Origine et histoire de l'Église Saint-Leu
L’église Saint-Leu d’Amiens, édifiée principalement au XVe siècle dans le style gothique flamboyant, est un témoignage majeur du patrimoine religieux amiénois. Sa reconstruction, achevée en 1449, fut financée par les paroissiens, reflétant la prospérité retrouvée de la ville. Agrandie à la fin du XVe siècle, elle fut marquée par des événements tragiques, comme l’effondrement de son clocher en 1581, causant la mort de 68 personnes lors d’une tempête.
Au XVIIIe siècle, l’église subit des transformations liées aux bouleversements politiques et religieux. En 1790, avec la Constitution civile du clergé, son curé, l’abbé Delgove, refusa de prêter serment et dut s’exiler. Trois ans plus tard, le bâtiment fut dépouillé de son mobilier et converti en magasin de fourrage pour l’armée révolutionnaire. Il ne fut rendu au culte qu’en 1796, sous le Directoire. Au XIXe siècle, des restaurations majeures furent entreprises, notamment par l’architecte Vigreux en 1853, tandis que les bombardements de 1918 détruisirent ses derniers vitraux anciens.
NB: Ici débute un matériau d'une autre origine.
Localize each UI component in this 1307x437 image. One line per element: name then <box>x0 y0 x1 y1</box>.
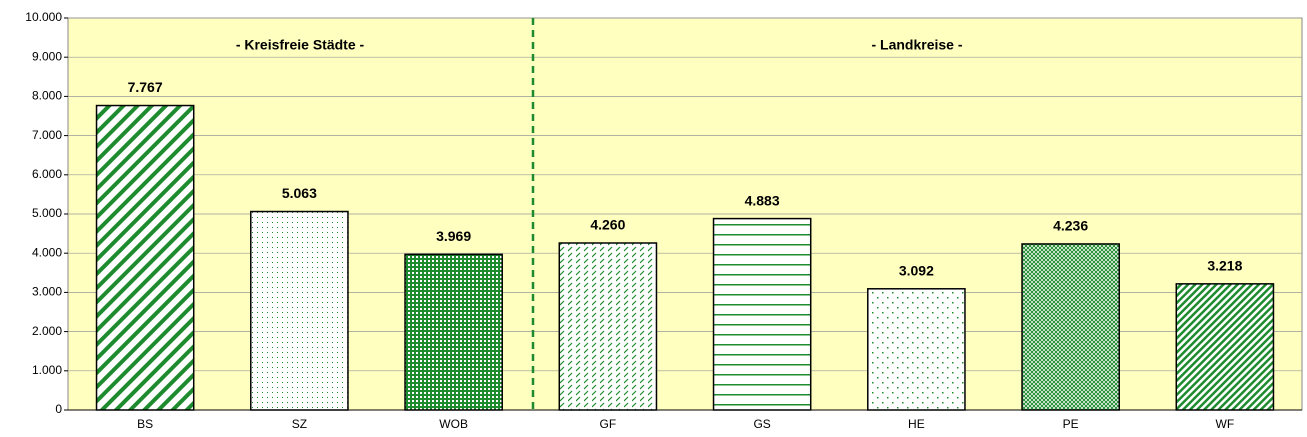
bar <box>1021 243 1120 411</box>
bar <box>1175 283 1275 411</box>
x-tick-label: WF <box>1216 417 1235 431</box>
bar <box>250 210 349 411</box>
y-tick-label: 3.000 <box>32 285 62 299</box>
value-label: 3.218 <box>1207 258 1242 274</box>
x-tick-label: HE <box>908 417 925 431</box>
x-tick-label: WOB <box>439 417 468 431</box>
bar <box>95 104 195 411</box>
y-tick-label: 8.000 <box>32 89 62 103</box>
x-tick-label: GF <box>600 417 617 431</box>
value-label: 3.092 <box>899 262 934 278</box>
y-tick-label: 10.000 <box>25 10 62 24</box>
y-tick-label: 6.000 <box>32 167 62 181</box>
y-tick-label: 5.000 <box>32 206 62 220</box>
y-tick-label: 4.000 <box>32 245 62 259</box>
x-tick-label: SZ <box>292 417 307 431</box>
value-label: 5.063 <box>282 185 317 201</box>
y-tick-label: 0 <box>55 402 62 416</box>
x-tick-label: GS <box>753 417 770 431</box>
y-tick-label: 7.000 <box>32 128 62 142</box>
group-label: - Kreisfreie Städte - <box>236 37 365 53</box>
value-label: 4.260 <box>590 217 625 233</box>
value-label: 3.969 <box>436 228 471 244</box>
bar <box>867 288 966 411</box>
group-label: - Landkreise - <box>871 37 962 53</box>
bar <box>712 217 812 411</box>
value-label: 7.767 <box>128 79 163 95</box>
value-label: 4.236 <box>1053 218 1088 234</box>
bar <box>404 253 503 411</box>
x-tick-label: BS <box>137 417 153 431</box>
y-tick-label: 1.000 <box>32 363 62 377</box>
bar <box>558 242 658 411</box>
value-label: 4.883 <box>745 192 780 208</box>
x-tick-label: PE <box>1063 417 1079 431</box>
y-tick-label: 2.000 <box>32 324 62 338</box>
y-tick-label: 9.000 <box>32 49 62 63</box>
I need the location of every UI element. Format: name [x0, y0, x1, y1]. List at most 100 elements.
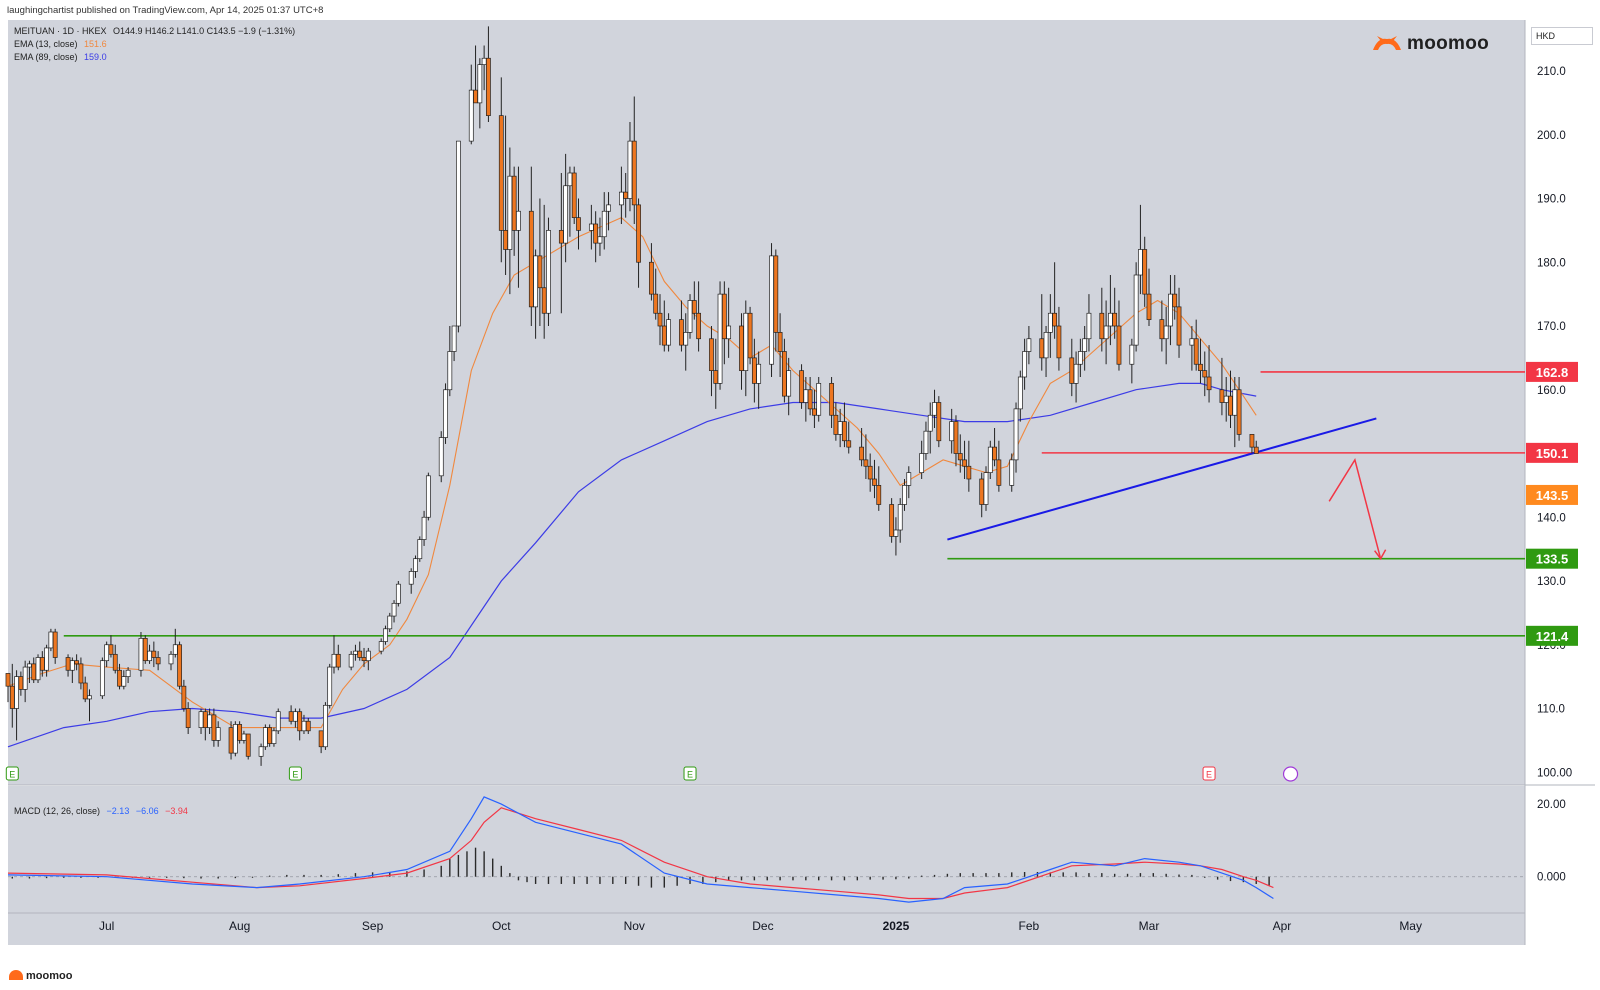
candle-up [421, 516, 427, 540]
candle-up [743, 312, 749, 371]
candle-up [215, 727, 221, 741]
candle-up [198, 711, 204, 728]
month-label: Oct [492, 919, 511, 933]
candle-down [876, 485, 882, 505]
candle-up [1129, 344, 1135, 365]
candle-down [1142, 249, 1148, 295]
legend-ema89-line: EMA (89, close) 159.0 [14, 52, 111, 62]
candle-up [383, 628, 388, 642]
moomoo-logo: moomoo [1372, 33, 1489, 55]
candle-up [717, 293, 723, 384]
candle-up [447, 351, 453, 391]
candle-up [666, 319, 671, 346]
candle-down [1039, 338, 1045, 359]
candle-down [177, 644, 182, 687]
candle-down [155, 657, 161, 665]
candle-down [661, 325, 667, 346]
candle-down [82, 682, 88, 700]
candle-up [331, 653, 337, 668]
candle-up [301, 720, 307, 732]
candle-up [275, 711, 281, 732]
candle-up [443, 389, 448, 438]
candle-down [623, 191, 629, 199]
candle-up [756, 363, 762, 384]
price-tick-label: 100.00 [1537, 767, 1572, 779]
candle-down [1176, 306, 1182, 346]
price-tick-label: 170.0 [1537, 321, 1566, 333]
candle-down [777, 332, 783, 352]
macd-line [7, 796, 1274, 903]
candle-up [14, 676, 19, 709]
legend-ema89-label: EMA (89, close) [14, 52, 78, 62]
candle-up [378, 641, 384, 652]
earnings-marker-icon [1202, 766, 1216, 781]
candle-down [39, 657, 45, 671]
candle-down [829, 383, 834, 416]
candle-up [786, 370, 792, 397]
candle-down [953, 421, 959, 454]
legend-symbol: MEITUAN · 1D · HKEX [14, 26, 107, 36]
candle-up [932, 402, 937, 416]
earnings-marker-letter: E [1206, 770, 1212, 780]
candle-down [1219, 389, 1225, 403]
legend-macd-v1: −2.13 [106, 806, 130, 816]
candle-down [571, 172, 577, 218]
month-label: May [1399, 919, 1422, 933]
candle-down [679, 319, 684, 346]
candle-down [1172, 293, 1178, 308]
currency-selector[interactable]: HKD [1531, 27, 1593, 45]
candle-up [365, 650, 371, 662]
candle-up [477, 64, 483, 104]
candle-up [35, 657, 41, 681]
price-pane [8, 20, 1525, 785]
brand-text: moomoo [1407, 33, 1490, 54]
candle-up [949, 421, 955, 442]
candle-up [121, 676, 127, 687]
earnings-marker-icon [683, 766, 697, 781]
legend-ema13-line: EMA (13, close) 151.6 [14, 39, 111, 49]
candle-up [588, 223, 594, 231]
candle-up [1086, 312, 1092, 340]
candle-up [241, 733, 247, 741]
month-label: Jul [99, 919, 114, 933]
publisher-credit: laughingchartist published on TradingVie… [7, 5, 324, 16]
candle-down [1052, 312, 1058, 327]
price-tick-label: 210.0 [1537, 66, 1566, 78]
candle-up [1223, 395, 1229, 403]
candle-down [713, 370, 719, 384]
candle-down [202, 711, 208, 728]
candle-down [936, 402, 942, 442]
candle-up [1232, 389, 1238, 416]
candle-up [69, 660, 75, 671]
candle-down [739, 325, 744, 371]
legend-ohlc: O144.9 H146.2 L141.0 C143.5 −1.9 (−1.31%… [113, 26, 296, 36]
candle-up [104, 644, 110, 662]
candle-up [902, 485, 907, 505]
candle-up [1082, 338, 1088, 352]
price-tick-label: 110.0 [1537, 704, 1565, 716]
candle-up [391, 602, 397, 617]
candle-down [576, 217, 581, 231]
level-label: 121.4 [1536, 629, 1569, 644]
candle-up [293, 711, 298, 722]
earnings-marker-letter: E [687, 770, 693, 780]
candle-down [558, 230, 564, 244]
legend-ema13-value: 151.6 [84, 39, 107, 49]
level-badge-150.1 [1526, 442, 1578, 463]
macd-pane [8, 786, 1525, 913]
candle-down [1228, 395, 1233, 416]
candle-down [751, 357, 757, 384]
candle-down [649, 261, 654, 295]
trendline [947, 417, 1377, 541]
candle-down [1116, 325, 1122, 365]
candle-up [456, 140, 461, 327]
candle-down [1198, 363, 1203, 371]
candle-down [486, 57, 491, 116]
candle-down [297, 711, 303, 732]
candle-up [87, 695, 92, 700]
candle-down [1202, 370, 1208, 378]
level-badge-133.5 [1526, 548, 1578, 569]
candle-down [636, 204, 641, 263]
earnings-marker-icon [5, 766, 19, 781]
Classée monument historique en 1906, l’église Saint-Leu se distingue par son plan basilical à trois nefs d’égale hauteur, typique des églises-halles. Son clocher-porche, reconstruit vers 1500, arbore des arcatures flamboyantes et une toiture à pavillon caractéristique de la région. À l’intérieur, les berceaux brisés en bois du XVe siècle, les clefs de voûte sculptées, et les autels du XIXe siècle illustrent son évolution artistique. L’orgue, partiellement remonté au XVIIIe siècle, et les statues classées, comme celle de saint Leu par Jean-Baptiste Carpentier, enrichissent son patrimoine.
Le parvis de l’église abrite depuis 1961 Demeure IV, une sculpture moderne d’Étienne Martin, initialement installée place Léon Gontier. Ce contraste entre art contemporain et architecture médiévale souligne la vitalité culturelle du quartier Saint-Leu. Les archives révèlent aussi son ancien rôle de prieuré, lié à l’abbaye Saint-Martin-aux-Jumeaux dès le XIe siècle, et l’existence d’un cimetière paroissial supprimé en 1597. Les restaurations successives, notamment celles de 1747 (charpente) et 1856 (relevé par Vigreux), ont préservé cet édifice emblématique des Hauts-de-France.